An appendix at the end includes publications appearing after The work opens with an overview of Russian folk music bibliography. See the entry below for the contents of a work entitled Pesni katorgi. New York: Norman Ross, S23 R46S3. This microfiche set is a facsimile of the card catalog of the Rimsky-Korsakov Conservatory in St. Manuscripts, photographs, letters and other special collections items from the 19th and 20th centuries held by the Conservatory also have cards in this catalog.
The fiche 13 fiche are the catalog of the manuscript division, the next 33 fiche are for the printed books and the remaining fiche are for the scores. According to the advertisement in the Norman Ross catalog, a section for Rare Books is in preparation. Note that the items appear in Russian alphabetical order in spite of the fact that the guide words on the fiche are in the Latin alphabet. Also be aware that strict alphabetical order is not followed in all cases. For example, in the score section of the catalog, Prokofiev and Puccini appear after Rakhmaninov, which is incorrect in both Russian and English alphabetical order.
This microfiche set reproduces the card catalog of the music conservatory in Kiev.

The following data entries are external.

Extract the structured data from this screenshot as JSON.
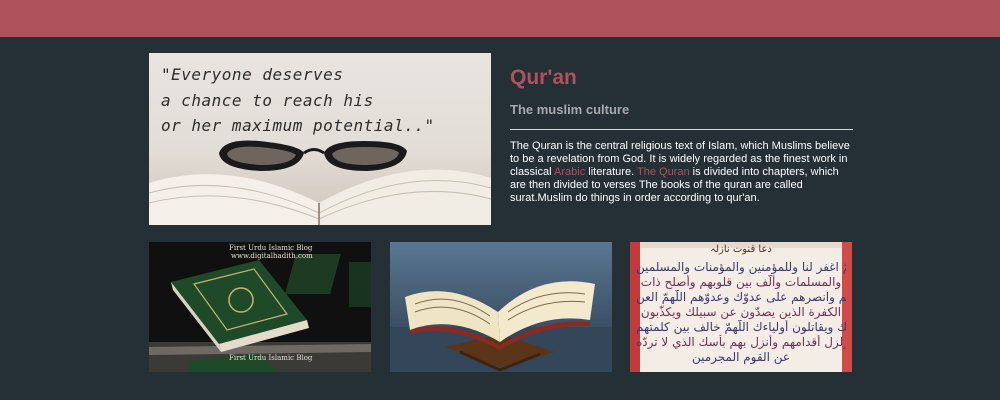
{
  "header": {
    "color": "#b0525c"
  },
  "hero": {
    "quote_lines": [
      "\"Everyone deserves",
      "a chance to reach his",
      "or her maximum potential..\""
    ]
  },
  "article": {
    "title": "Qur'an",
    "subtitle": "The muslim culture",
    "text_1": "The Quran is the central religious text of Islam, which Muslims believe to be a revelation from God. It is widely regarded as the finest work in classical ",
    "link_arabic": "Arabic",
    "text_2": " literature. ",
    "link_quran": "The Quran",
    "text_3": " is divided into chapters, which are then divided to verses The books of the quran are called surat.Muslim do things in order according to qur'an.",
    "accent_color": "#b0525c"
  },
  "thumbnails": [
    {
      "icon": "quran-books-image",
      "caption_top": "First Urdu Islamic Blog",
      "caption_sub": "www.digitalhadith.com",
      "caption_bottom": "First Urdu Islamic Blog"
    },
    {
      "icon": "open-quran-on-stand-image"
    },
    {
      "icon": "dua-qunoot-arabic-image",
      "heading": "دعا قنوت نازلہ",
      "lines": [
        "اللّٰهمّ اغفر لنا وللمؤمنين والمؤمنات والمسلمين",
        "والمسلمات وألّف بين قلوبهم وأصلح ذات",
        "بينهم وانصرهم على عدوّك وعدوّهم اللّٰهمّ العن",
        "الكفرة الذين يصدّون عن سبيلك ويكذّبون",
        "رسلك ويقاتلون أولياءك اللّٰهمّ خالف بين كلمتهم",
        "وزلزل أقدامهم وأنزل بهم بأسك الذي لا تردّه",
        "عن القوم المجرمين"
      ]
    }
  ]
}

The composers represented in this catalog are mostly art music composers from all countries including Russia and Ukraine. Cards are arranged by surname of composer or by title if it is a collection of musical works.
When using the set beware that the alphabetical guide words at the top of each fiche are incorrect.
See the card below as an example. Discography is a complicated question for Russia. Since recordings were not included as part of the national bibliography, it is harder to track systematically than the production of books or journals. Below are a few sources for later Russian discography that happen to be held at the University of Illinois Library. For other discographies or catalogs of recordings from Russia try searching WorldCat using a few of the following subject headings: sound recordings — catalogs; sound recordings — Russia — catalogs; sound recordings — Soviet Union — catalogs; discography — catalogs.
Unfortunately, these catalogs are not held in US libraries. The publishing company Norman Ross has produced microfiche copies of some pre-revolutionary record company catalogs, so these materials are more likely to be held by major Slavic collections in the US. Follow the link to see its description in the catalog. Bennett, John R.